Children aged 6 to 23 months should consume from at least 4 of 7 food groups which are:
- Grains, roots, and tubers
- Legumes and nuts
- Dairy products (milk, yogurt, cheese)
- Flesh foods (meat, fish, poultry)
- Vitamin-A rich fruits and vegetables
- Other fruit and vegetables
Iron-rich or iron-fortified food should be consumed daily. In fact, “Vegetarian diets cannot meet nutrient needs at this age unless nutrient supplements or fortified products are used.” (PAHO/WHO, 2003, p. 37)
What can we do?
Three themes that arose from Turner-Maffei and colleagues’ study help direct our efforts to encourage ongoing healthy eating habits.
Theme one, the flavor bridge, refers to the flavors babies are exposed to through amniotic fluid and breastmilk. This exposure is linked to later acceptance of aromatic foods.

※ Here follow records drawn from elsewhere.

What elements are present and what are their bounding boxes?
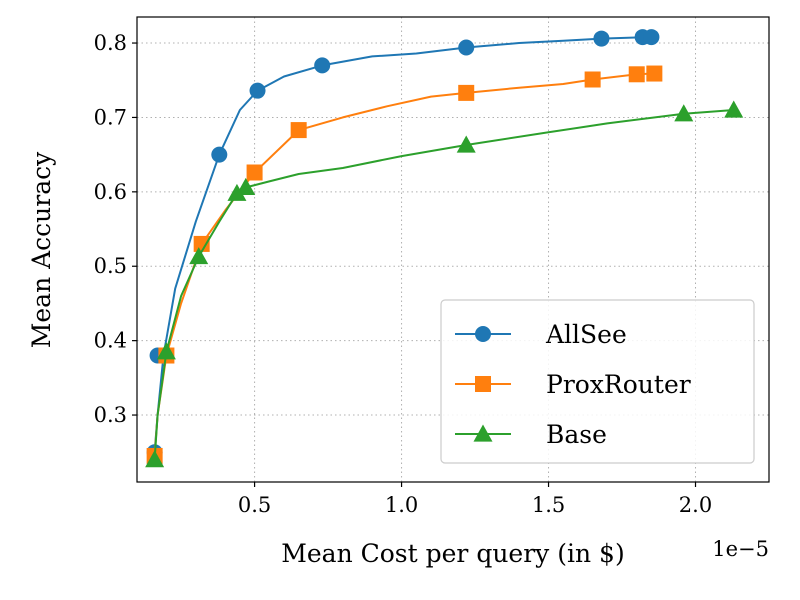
y-tick-label: 0.4 — [94, 329, 127, 353]
data-point-allsee — [249, 82, 266, 99]
legend-marker-allsee — [475, 326, 491, 342]
legend-box — [440, 299, 755, 464]
data-point-allsee — [211, 146, 228, 163]
data-point-allsee — [314, 57, 331, 74]
legend: AllSee ProxRouter Base — [440, 299, 755, 464]
data-point-base — [724, 100, 744, 118]
legend-item-allsee: AllSee — [455, 320, 627, 349]
data-point-proxrouter — [628, 66, 645, 83]
x-tick-label: 1.5 — [532, 493, 565, 517]
legend-label-proxrouter: ProxRouter — [546, 370, 691, 399]
data-point-allsee — [458, 39, 475, 56]
y-tick-label: 0.8 — [94, 31, 127, 55]
series-layer — [145, 29, 744, 468]
y-tick-label: 0.6 — [94, 180, 127, 204]
data-point-allsee — [593, 30, 610, 47]
x-tick-label: 2.0 — [679, 493, 712, 517]
series-line-base — [153, 109, 734, 460]
data-point-proxrouter — [458, 84, 475, 101]
data-point-proxrouter — [290, 122, 307, 139]
data-point-base — [456, 135, 476, 153]
y-tick-label: 0.5 — [94, 254, 127, 278]
data-point-proxrouter — [646, 65, 663, 82]
plot-frame — [136, 16, 770, 483]
data-point-base — [189, 247, 209, 265]
data-point-base — [156, 342, 176, 360]
data-point-base — [236, 177, 256, 195]
y-tick-label: 0.7 — [94, 105, 127, 129]
series-line-proxrouter — [153, 72, 655, 457]
legend-item-proxrouter: ProxRouter — [455, 370, 691, 399]
legend-item-base: Base — [455, 420, 607, 449]
data-point-base — [674, 104, 694, 122]
x-axis-label: Mean Cost per query (in $) — [281, 539, 624, 568]
data-point-base — [145, 450, 165, 468]
x-offset-text: 1e−5 — [712, 537, 769, 561]
data-point-proxrouter — [584, 71, 601, 88]
data-point-proxrouter — [246, 164, 263, 181]
legend-marker-proxrouter — [475, 376, 491, 392]
series-base — [145, 100, 744, 468]
data-point-base — [227, 183, 247, 201]
data-point-allsee — [643, 29, 660, 46]
data-point-proxrouter — [193, 235, 210, 252]
x-tick-label: 1.0 — [385, 493, 418, 517]
y-tick-label: 0.3 — [94, 403, 127, 427]
y-axis-label: Mean Accuracy — [27, 151, 56, 348]
series-line-allsee — [153, 36, 652, 453]
legend-label-base: Base — [546, 420, 607, 449]
ticks: 0.5 1.0 1.5 2.0 0.3 0.4 0.5 0.6 0.7 0.8 — [94, 31, 713, 517]
x-tick-label: 0.5 — [238, 493, 271, 517]
legend-marker-base — [473, 424, 493, 442]
legend-label-allsee: AllSee — [545, 320, 627, 349]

“A wide variety of flavors either ingested (e.g., fruit, vegetables, spices) or inhaled (e.g., tobacco, perfumes) by the mother are transmitted to her amniotic fluid and/or milk, significantly increasing in intensity in milk within hours after consumption. Infants’ experience with these volatiles and tastes modifies their acceptance in mother’s milk, formula, and solid foods.” (Mennella, 2014, p 706s)
Mennella makes clear, “breastfeeding confers greater acceptance of healthy foods…only if they are part of the mothers’ diet…” (2014)
The second theme Turner-Maffei, et al explored was dietary diversity. Part of the Global Exploration of Human Milk Study (GEHM) shows that the dietary diversity of an urban U.S. city falls significantly below that of the diversity achieved by the Shanghai site. (Woo, et al 2015)
The authors write: “Of particular concern is that only 28% of the highly breastfed Cincinnati infants between 6 and 12 months of age achieved adequate complementary diet diversity. This prevalence is consistent with infants in several developing nations, where obtaining adequate nutrition is a concern. Thus, the likelihood of achieving adequate nutrition may be lower in this group, even when concerns about food scarcity in the US are minimal.” (p. 5)
Increasing awareness of the “biologically-driven dependence of breastfed infants on high-quality, nutrient-dense complementary foods” could help shift this phenomenon.
With the prevalence of iron in U.S. diets, Turner-Maffei notes that iron absorption differs from non-heme elemental sources (like fortified cereals) and heme sources (meat). Unabsorbed iron can encourage the growth of unwanted microbes like Enterobacter, Salmonella, and Listeria.
Parental feeding styles make up theme three.
Savage, Fisher and Birch define an ideal feeding style as responsive, supportive, non-manipulative, and authoritative.
Townsend and Pitchford found that Baby-Led Weaning (BLW) had a positive impact on the liking of foods that make up healthy nutrition.
Turner-Maffei, along with all of us at HCP, encourage you to help shift awareness that Food Before One is NOT Just for Fun!